Illustration: Natalie Peeples/Axios
As tech companies begin to weave AI into all their products and all of our lives, the architects of this revolutionary technology often can't predict or explain their systems' behavior.
Why it matters: This may be the scariest aspect of today's AI boom — and it's common knowledge among AI's builders, though not widely understood by everyone else.
- "It is not at all clear — not even to the scientists and programmers who build them — how or why the generative language and image models work," Palantir CEO Alex Karp wrote recently in The New York Times.
What's happening: For decades, we've used computer systems that, given the same input, provide the same output.
- Generative AI systems, by contrast, aim to spin out multiple possibilities from a single prompt.
- You can easily end up with different answers to the same question.
The element of randomness in generative AI operates on a scale — involving up to trillions of variables — that makes it challenging to dissect how the technology arrives at a particular answer.
- Sure, ultimately it's all math. But that's like saying the human body is all atoms. It's true! When you need to solve a problem in a reasonable span of time, though, it doesn't always help.
Driving the news: Four researchers published a paper Thursday showing that users can defeat "guardrails" meant to bar AI systems from, for instance, explaining "how to make a bomb."
- The major chatbots, like ChatGPT, Bing and Bard, won't answer that question when asked directly. But they'll go into great detail if you append some additional code to the prompt.
- "It is possible that the very nature of deep learning models makes such threats inevitable," the researchers wrote. If you can't predict exactly how the system will respond to a new prompt, you can't build guardrails that will hold.
Between the lines: Since AI developers can't easily explain the systems' behavior, their field today operates as much by oral tradition and shared tricks as by hard science.
- "It’s part of the lore of neural nets that — in some sense — so long as the setup one has is 'roughly right,'" mathematician Stephen Wolfram wrote in February. "[I]t's usually possible to home in on details just by doing sufficient training," he added, "without ever really needing to 'understand at an engineering level' quite how the neural net has ended up configuring itself."

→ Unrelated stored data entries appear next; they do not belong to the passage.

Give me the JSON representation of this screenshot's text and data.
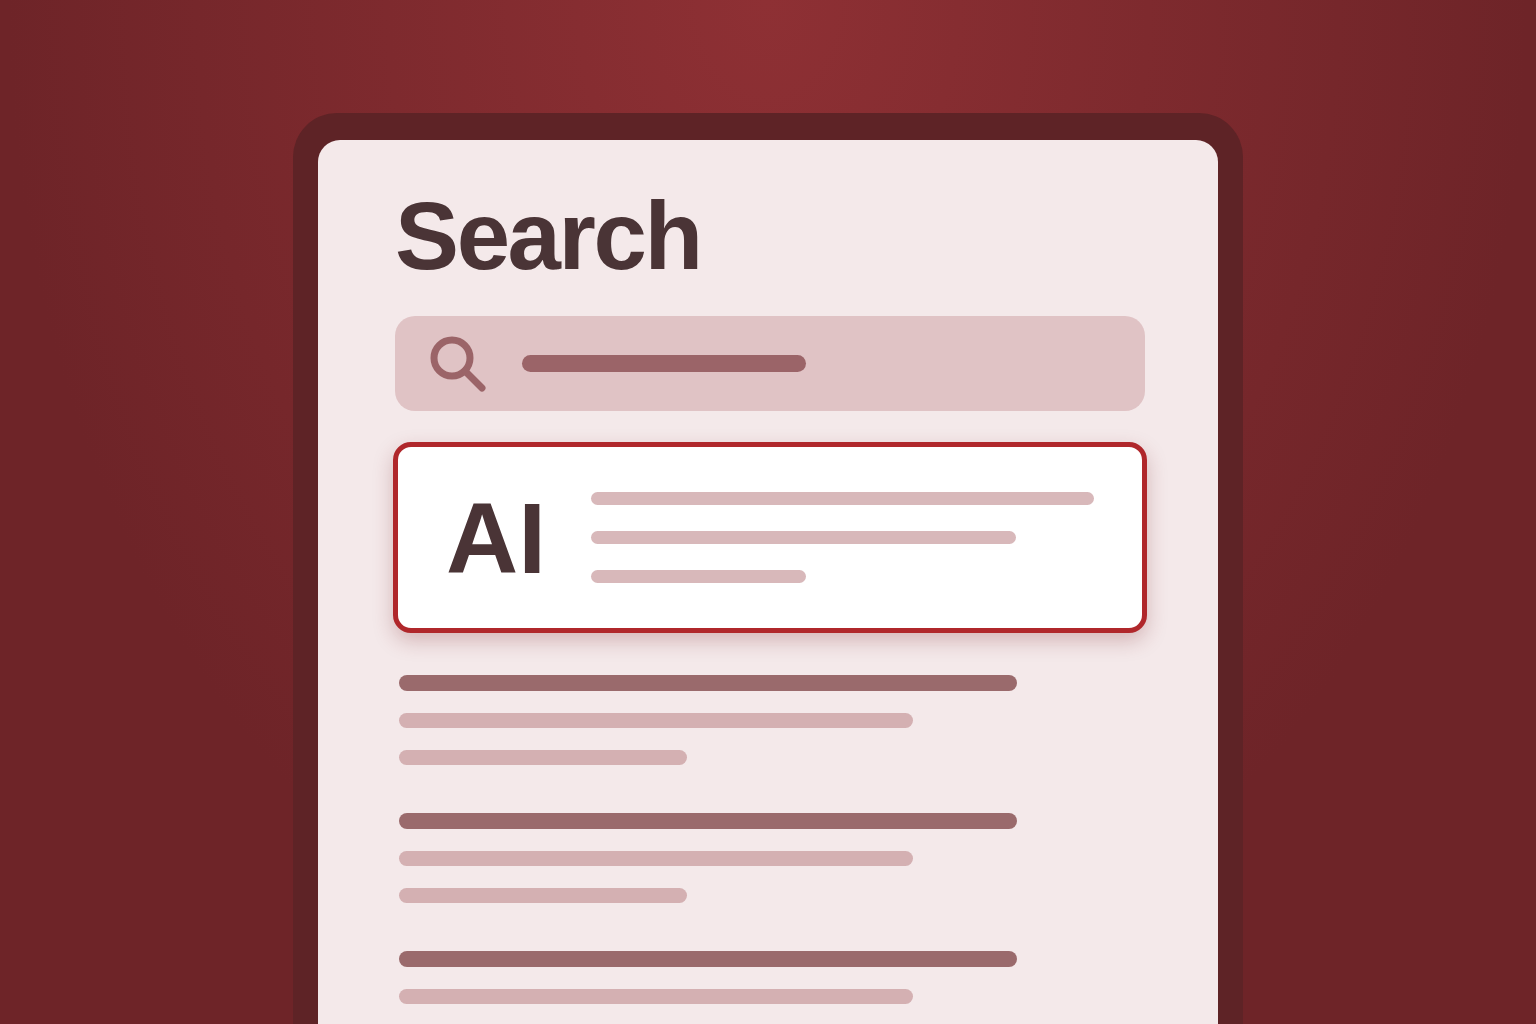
{
  "title": "Search",
  "highlighted_result": {
    "label": "AI",
    "selected": true
  }
}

Of note: These systems can be tuned to be relatively more or less random — to provide wider or narrower variation in their responses.

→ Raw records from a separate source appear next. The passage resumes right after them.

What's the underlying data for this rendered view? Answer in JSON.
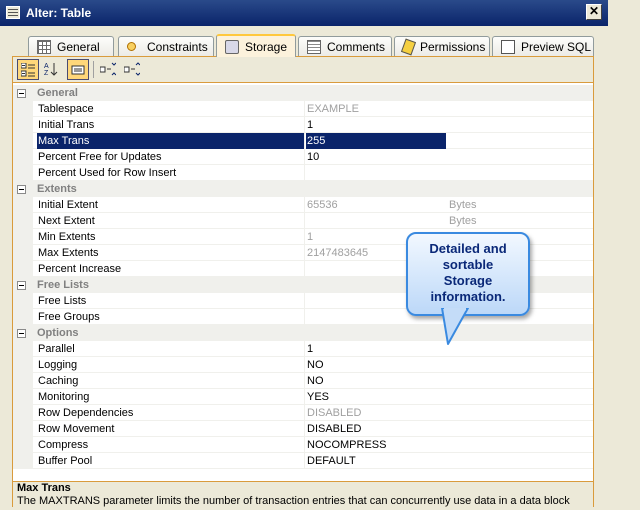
{
  "window": {
    "title": "Alter: Table",
    "close_glyph": "✕"
  },
  "tabs": [
    {
      "label": "General",
      "icon": "grid-icon",
      "active": false
    },
    {
      "label": "Constraints",
      "icon": "key-icon",
      "active": false
    },
    {
      "label": "Storage",
      "icon": "disk-icon",
      "active": true
    },
    {
      "label": "Comments",
      "icon": "note-icon",
      "active": false
    },
    {
      "label": "Permissions",
      "icon": "permission-icon",
      "active": false
    },
    {
      "label": "Preview SQL",
      "icon": "sql-icon",
      "active": false
    }
  ],
  "toolbar": {
    "buttons": [
      "categorized-icon",
      "alphabetical-sort-icon",
      "property-pages-icon",
      "expand-all-icon",
      "collapse-all-icon"
    ]
  },
  "grid": {
    "categories": [
      {
        "name": "General",
        "rows": [
          {
            "name": "Tablespace",
            "value": "EXAMPLE",
            "dim": true
          },
          {
            "name": "Initial Trans",
            "value": "1"
          },
          {
            "name": "Max Trans",
            "value": "255",
            "selected": true
          },
          {
            "name": "Percent Free for Updates",
            "value": "10"
          },
          {
            "name": "Percent Used for Row Insert",
            "value": ""
          }
        ]
      },
      {
        "name": "Extents",
        "rows": [
          {
            "name": "Initial Extent",
            "value": "65536",
            "unit": "Bytes",
            "dim": true
          },
          {
            "name": "Next Extent",
            "value": "",
            "unit": "Bytes"
          },
          {
            "name": "Min Extents",
            "value": "1",
            "dim": true
          },
          {
            "name": "Max Extents",
            "value": "2147483645",
            "dim": true
          },
          {
            "name": "Percent Increase",
            "value": ""
          }
        ]
      },
      {
        "name": "Free Lists",
        "rows": [
          {
            "name": "Free Lists",
            "value": ""
          },
          {
            "name": "Free Groups",
            "value": ""
          }
        ]
      },
      {
        "name": "Options",
        "rows": [
          {
            "name": "Parallel",
            "value": "1"
          },
          {
            "name": "Logging",
            "value": "NO"
          },
          {
            "name": "Caching",
            "value": "NO"
          },
          {
            "name": "Monitoring",
            "value": "YES"
          },
          {
            "name": "Row Dependencies",
            "value": "DISABLED",
            "dim": true
          },
          {
            "name": "Row Movement",
            "value": "DISABLED"
          },
          {
            "name": "Compress",
            "value": "NOCOMPRESS"
          },
          {
            "name": "Buffer Pool",
            "value": "DEFAULT"
          }
        ]
      }
    ]
  },
  "description": {
    "title": "Max Trans",
    "text": "The MAXTRANS parameter limits the number of transaction entries that can concurrently use data in a data block"
  },
  "callout": {
    "lines": [
      "Detailed and",
      "sortable",
      "Storage",
      "information."
    ]
  },
  "colors": {
    "selection": "#0a246a",
    "tab_highlight": "#ffc83c",
    "panel_border": "#d99b3c",
    "callout_border": "#3a8ae0"
  }
}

- Developers call this setting their model's "temperature."
What Is ChatGPT Doing … and Why Does It Work? Wolfram wrote, is where the "voodoo" kicks in:
- "For some reason — that maybe one day we’ll have a scientific-style understanding of — if we always pick the highest-ranked word, we’ll typically get a very 'flat' essay, that never seems to 'show any creativity' (and even sometimes repeats word for word). But if sometimes (at random) we pick lower-ranked words, we get a 'more interesting' essay."

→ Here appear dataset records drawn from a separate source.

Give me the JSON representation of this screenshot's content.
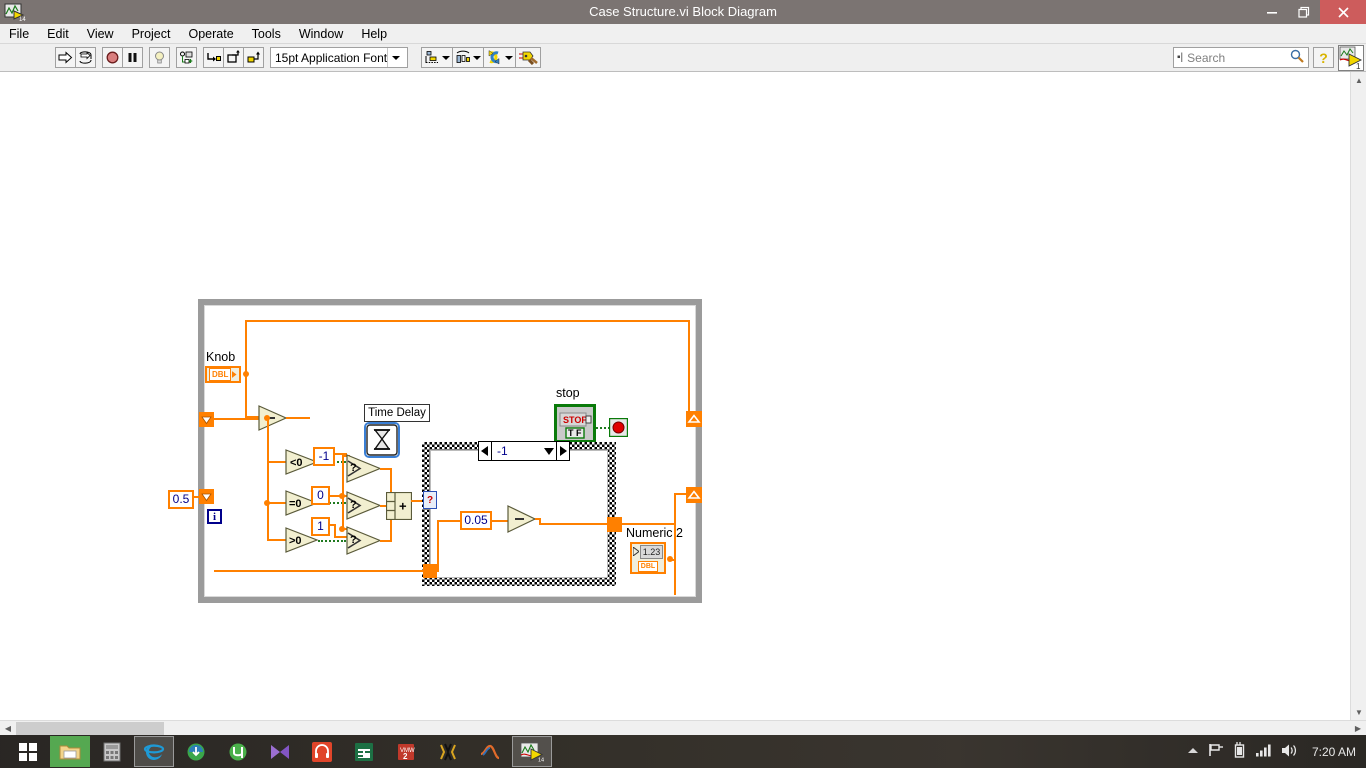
{
  "window": {
    "title": "Case Structure.vi Block Diagram",
    "app_icon": "labview-icon",
    "minimize": "–",
    "maximize": "❐",
    "close": "✕"
  },
  "menubar": {
    "items": [
      {
        "label": "File",
        "name": "menu-file"
      },
      {
        "label": "Edit",
        "name": "menu-edit"
      },
      {
        "label": "View",
        "name": "menu-view"
      },
      {
        "label": "Project",
        "name": "menu-project"
      },
      {
        "label": "Operate",
        "name": "menu-operate"
      },
      {
        "label": "Tools",
        "name": "menu-tools"
      },
      {
        "label": "Window",
        "name": "menu-window"
      },
      {
        "label": "Help",
        "name": "menu-help"
      }
    ]
  },
  "toolbar": {
    "run_icon": "run-arrow-icon",
    "run_continuous_icon": "run-continuously-icon",
    "abort_icon": "abort-execution-icon",
    "pause_icon": "pause-icon",
    "highlight_icon": "highlight-execution-lightbulb-icon",
    "retain_values_icon": "retain-wire-values-icon",
    "step_into_icon": "step-into-icon",
    "step_over_icon": "step-over-icon",
    "step_out_icon": "step-out-icon",
    "font_label": "15pt Application Font",
    "align_objects_icon": "align-objects-icon",
    "distribute_objects_icon": "distribute-objects-icon",
    "reorder_icon": "reorder-icon",
    "clean_up_diagram_icon": "clean-up-diagram-icon",
    "search_placeholder": "Search",
    "search_value": "",
    "search_icon": "magnifier-icon",
    "help_icon": "question-mark-icon",
    "context_help_icon": "context-help-icon"
  },
  "diagram": {
    "while_loop": {
      "name": "while-loop",
      "iteration_terminal": "i"
    },
    "knob": {
      "label": "Knob",
      "type": "DBL",
      "name": "knob-control-terminal"
    },
    "shift_register_left_top": "shift-register-left-top",
    "shift_register_left_bottom": "shift-register-left-bottom",
    "shift_register_right_top": "shift-register-right-top",
    "shift_register_right_bottom": "shift-register-right-bottom",
    "constants": {
      "half": "0.5",
      "neg_one": "-1",
      "zero": "0",
      "one": "1",
      "delta": "0.05"
    },
    "comparisons": [
      {
        "label": "<0",
        "name": "less-than-zero-node"
      },
      {
        "label": "=0",
        "name": "equal-to-zero-node"
      },
      {
        "label": ">0",
        "name": "greater-than-zero-node"
      }
    ],
    "select_nodes": [
      {
        "label": "?",
        "name": "select-node-top"
      },
      {
        "label": "?",
        "name": "select-node-middle"
      },
      {
        "label": "?",
        "name": "select-node-bottom"
      }
    ],
    "subtract_node_main": {
      "label": "–",
      "name": "subtract-node-main"
    },
    "subtract_node_case": {
      "label": "–",
      "name": "subtract-node-case"
    },
    "compound_arithmetic": {
      "label": "+",
      "name": "compound-arithmetic-node"
    },
    "time_delay": {
      "label": "Time Delay",
      "name": "time-delay-subvi",
      "icon": "hourglass-icon"
    },
    "stop": {
      "label": "stop",
      "button_text": "STOP",
      "type_text": "TF",
      "name": "stop-control-terminal",
      "loop_condition": "stop-if-true-terminal"
    },
    "case_structure": {
      "name": "case-structure",
      "selector_value": "-1",
      "prev_icon": "left-arrow-icon",
      "next_icon": "right-arrow-icon",
      "dropdown_icon": "chevron-down-icon",
      "selector_terminal": "?"
    },
    "numeric2": {
      "label": "Numeric 2",
      "value": "1.23",
      "type": "DBL",
      "name": "numeric-2-indicator"
    }
  },
  "scrollbars": {
    "v_up": "▲",
    "v_down": "▼",
    "h_left": "◀",
    "h_right": "▶"
  },
  "taskbar": {
    "start_icon": "windows-start-icon",
    "items": [
      {
        "name": "taskbar-file-explorer",
        "icon": "folder-icon"
      },
      {
        "name": "taskbar-calculator",
        "icon": "calculator-icon"
      },
      {
        "name": "taskbar-internet-explorer",
        "icon": "internet-explorer-icon"
      },
      {
        "name": "taskbar-idm",
        "icon": "download-manager-icon"
      },
      {
        "name": "taskbar-utorrent",
        "icon": "utorrent-icon"
      },
      {
        "name": "taskbar-kmplayer",
        "icon": "media-player-icon"
      },
      {
        "name": "taskbar-audio",
        "icon": "headphones-icon"
      },
      {
        "name": "taskbar-excel",
        "icon": "excel-icon"
      },
      {
        "name": "taskbar-vmware",
        "icon": "vmware-icon"
      },
      {
        "name": "taskbar-proteus",
        "icon": "proteus-icon"
      },
      {
        "name": "taskbar-matlab",
        "icon": "matlab-icon"
      },
      {
        "name": "taskbar-labview",
        "icon": "labview-icon"
      }
    ],
    "tray": {
      "show_hidden_icon": "chevron-up-icon",
      "flag_icon": "action-center-flag-icon",
      "battery_icon": "battery-icon",
      "network_icon": "network-signal-icon",
      "volume_icon": "volume-icon",
      "clock": "7:20 AM"
    }
  },
  "colors": {
    "title_bar": "#7b7472",
    "close_button": "#cd5c5c",
    "wire_orange": "#ff8000",
    "wire_boolean_green": "#1f7a1f",
    "loop_border": "#9b9b9b",
    "node_fill": "#f2efd0",
    "stop_green": "#0a7a0a",
    "taskbar": "#2b2824"
  }
}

The other side: Some experts maintain that "we don't understand AI" is a self-serving myth.
- "The blackboxness of neural networks is vastly exaggerated," Princeton computer scientist Arvind Narayanan tweeted earlier this year. "We have fantastic tools to reverse engineer them. The barriers are cultural (building things is seen as cooler than understanding) and political (funding for companies vs. for research on societal impact)."
- Other critics argue that the "we don't know how it works" claim is a dodge that helps AI companies avoid accountability.
What to watch: It's still an open question whether AI makers will be able, over time, to provide deeper and better answers for why and how their systems work.
- But the more companies build AI that can legibly document its choices and decision paths, the more likely we are to get those answers.